Unfortunately for Lincecum, the words "pitched fabulously" and "earned the win" have not gone together very often this season. Despite a 2.69 ERA on the season and a fantastic 9.6 strikeouts per nine innings, Lincecum has only a 10-9 record for the low-scoring San Francisco Giants.
Thus, Lincecum's win-loss record is misleading; he is actually having a terrific season.
Let's have a look at the top ten misleading statistics of the 2011 season.
Brandon Morrow is actually the best pitcher in baseball that no one has ever heard of.
For reasons that remain to be seen, Rogers Centre in Toronto has in recent years become a preposterous hitter's park.
Perhaps no player has been hurt more by this than Morrow, who has a 5.95 ERA at home compared to a 2.97 ERA on the road, for an overall ERA of 4.51.
Meanwhile, he is leading the league in strikeouts per nine innings at 10.5, and has allowed very few hits (108 in 119.2 innings) and home runs (nine).
Morrow may be the best-kept secret in baseball.
For some bizarre reason, Zack Greinke has been pitching lights-out but has a terrible ERA.
After today's win against the Astros, Greinke now has a 10-4 record but a 4.21 ERA. Considering the fact that he has 134 strikeouts and only 25 walks in 107 innings, his ERA should be much lower.
The problem: he has allowed 14 home runs this season. Nevertheless, Fangraphs.com projects his defense independent ERA to be 3.02.
Ryan Howard has spent the 2011 season with a batting average in the .240-.250 range and an OPS in the low .800s. And yet, he leads the NL in RBI.
Of course, Jimmy Rollins is having a resurgent season, Shane Victorino is having a career year, and Chase Utley and Placido Polanco have hit well in their respective times in the third hole.
If Joey Votto were batting cleanup for the Phillies, he'd be over 100 RBI by now.
Andre Ethier of the Los Angeles Dodgers has eight outfield assists and no errors in 2011.
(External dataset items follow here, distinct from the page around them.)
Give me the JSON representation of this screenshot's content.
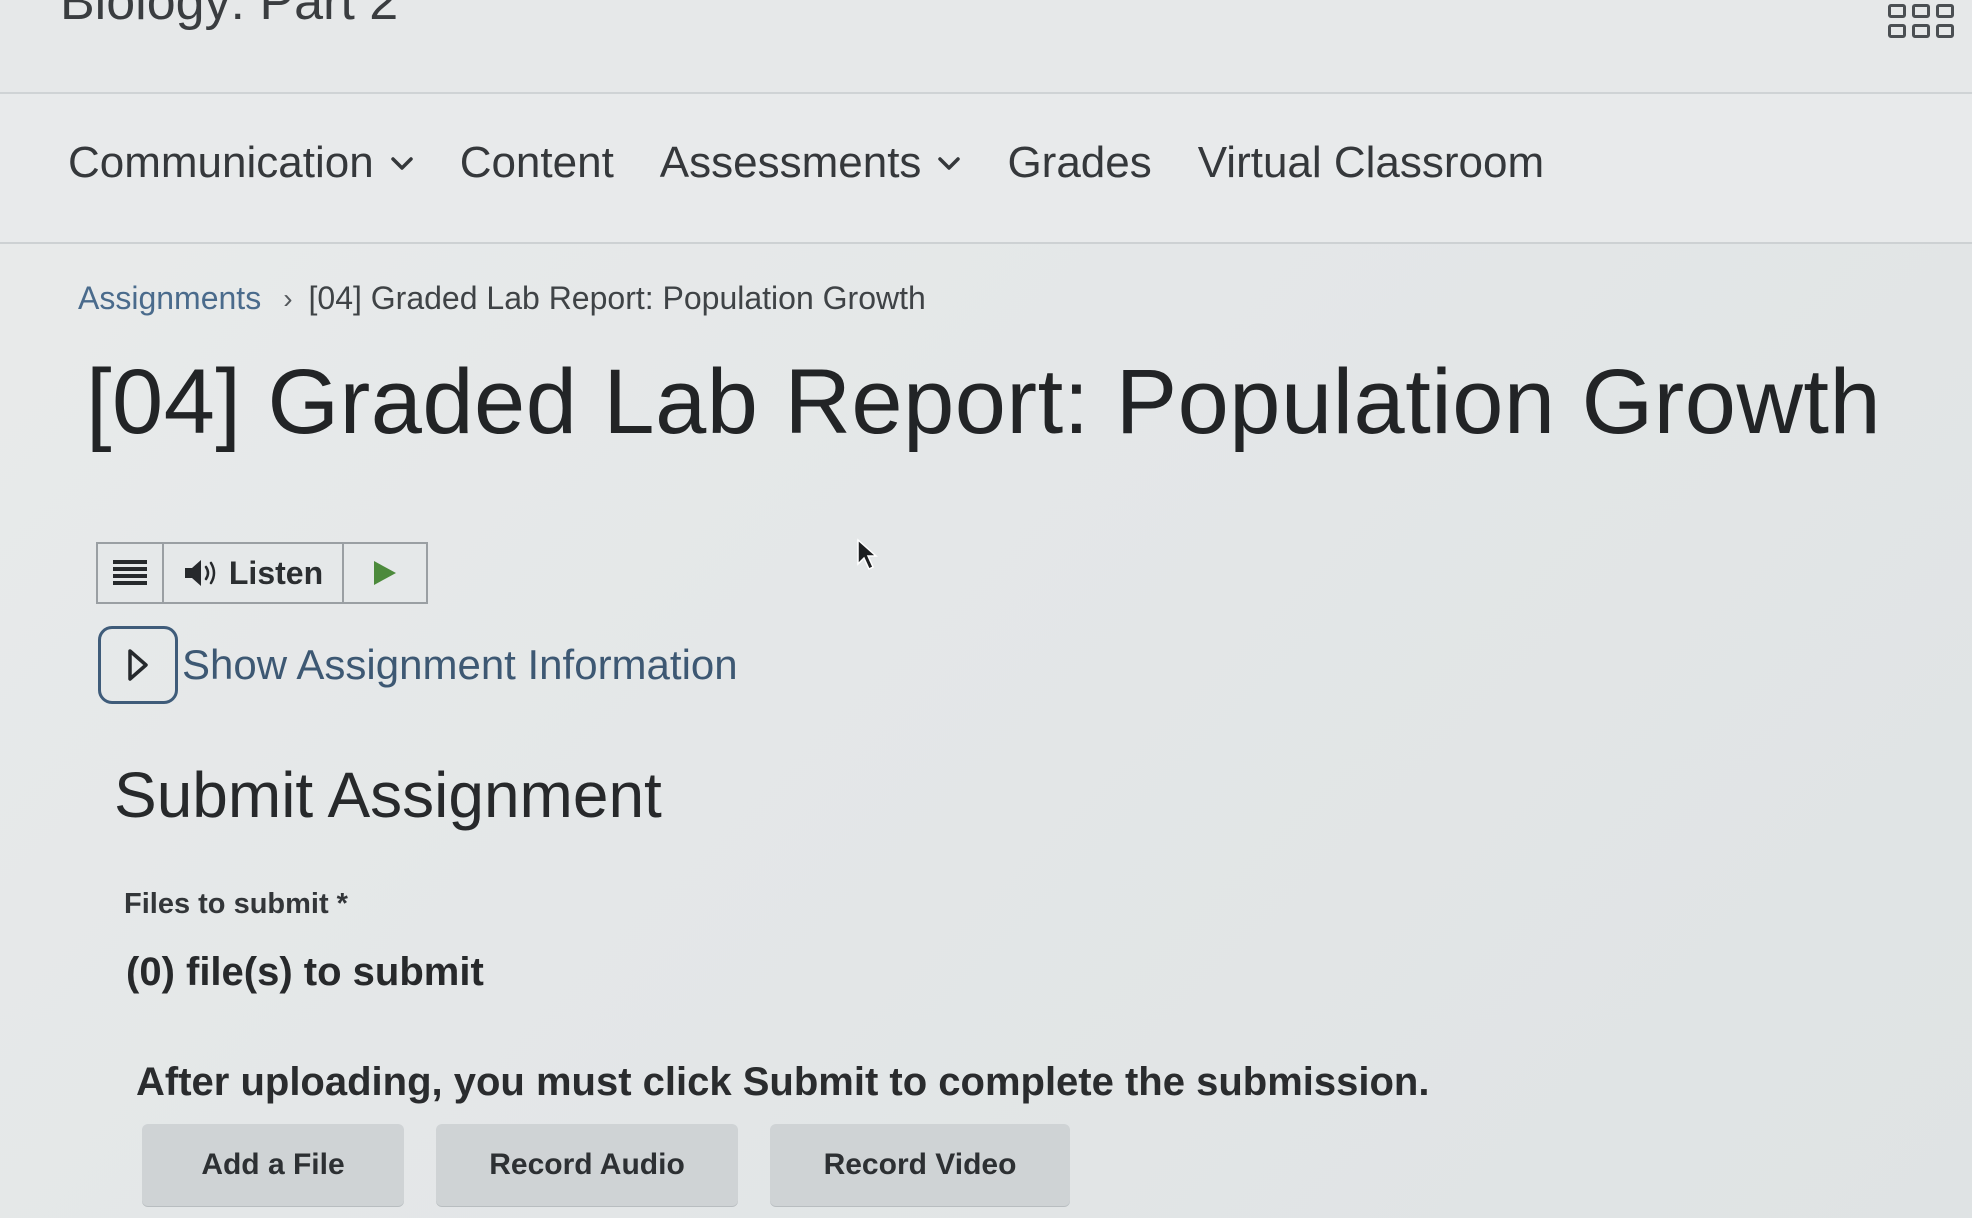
{
  "header": {
    "course_title": "Biology: Part 2",
    "apps_icon": "waffle-grid-icon"
  },
  "nav": {
    "items": [
      {
        "label": "Communication",
        "has_dropdown": true
      },
      {
        "label": "Content",
        "has_dropdown": false
      },
      {
        "label": "Assessments",
        "has_dropdown": true
      },
      {
        "label": "Grades",
        "has_dropdown": false
      },
      {
        "label": "Virtual Classroom",
        "has_dropdown": false
      }
    ]
  },
  "breadcrumb": {
    "parent": "Assignments",
    "separator": "›",
    "current": "[04] Graded Lab Report: Population Growth"
  },
  "page": {
    "title": "[04] Graded Lab Report: Population Growth"
  },
  "listen_toolbar": {
    "menu_icon": "hamburger-menu-icon",
    "listen_label": "Listen",
    "play_icon": "play-icon"
  },
  "assignment_info": {
    "toggle_label": "Show Assignment Information"
  },
  "submit": {
    "heading": "Submit Assignment",
    "files_label": "Files to submit *",
    "files_count": "(0) file(s) to submit",
    "notice": "After uploading, you must click Submit to complete the submission.",
    "buttons": {
      "add_file": "Add a File",
      "record_audio": "Record Audio",
      "record_video": "Record Video"
    }
  },
  "colors": {
    "link": "#4a6b8c",
    "accent_border": "#3f5c7a",
    "play_green": "#4c8a3c",
    "button_bg": "#cfd3d5"
  }
}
He's having an amazing year, right?
Ethier's lack of errors more likely represents his lack of range in the outfield, while his outfield assists are a red herring, more likely representative of the number of hitters willing to attempt to run on Ethier than of runners gunned down in the ordinary course of baserunning.
One must be curious about Mark Teixeira's season.
He is hitting just .251, but he is amongst the league leaders in home runs with 32.
Don't be fooled: 20 of those 32 home runs have come at home, and Teixeira literally appears to be taking the year off when it comes to road games.
Nelson Cruz is as pure a product of Rangers Ballpark in Arlington as any we've ever seen.
16 of his 24 home runs, 48 of his 72 RBI, and 30 of his 47 runs scored have come at home.
Meanwhile, he is hitting .244 with a .735 OPS on the road this season.
With a 3.71 ERA, 124 strikeouts and 32 walks in 138.1 innings, and only seven home runs allowed all season, Madison Bumgarner is currently 6-11.
He is on pace for one of the most misrepresentative win-loss records of all time.
Chase Headley's numbers are ordinary on their face.
The San Diego Padres third baseman is hitting .292 with a .380 OBP and a .787 OPS on the season.
But on the road in 2011, Headley has hit .333/.404/.470.
Headley has taken over from Adrian Gonzalez as the poster child for "the Padres must do something about that stadium."
Jose Reyes has been having a terrific year all around, and we don't take that from him.
But Reyes's historic triples pace (he currently has 16 after about 100 games played) is more a product of spacious Citi Field than it is anything Reyes is doing.
In home games in 2011, Reyes has nine doubles and 12 triples, while on the road he has 17 doubles and four triples.
It is clear that Citi Field is turning doubles into triples for Jose Reyes in 2011.
Here is the most mind-blowing statistic of 2011:
Lance Berkman, in what has been a terrific comeback season, currently leads the National League with 28 home runs.
But check this out: 21 of Lance Berkman's 28 home runs have come on the road in 2011!
It is absolutely unheard for a player to have such a home-field home run disadvantage.
What Berkman is doing may be historic.
And if the Cardinals go to the playoffs, it may be an MVP-caliber season.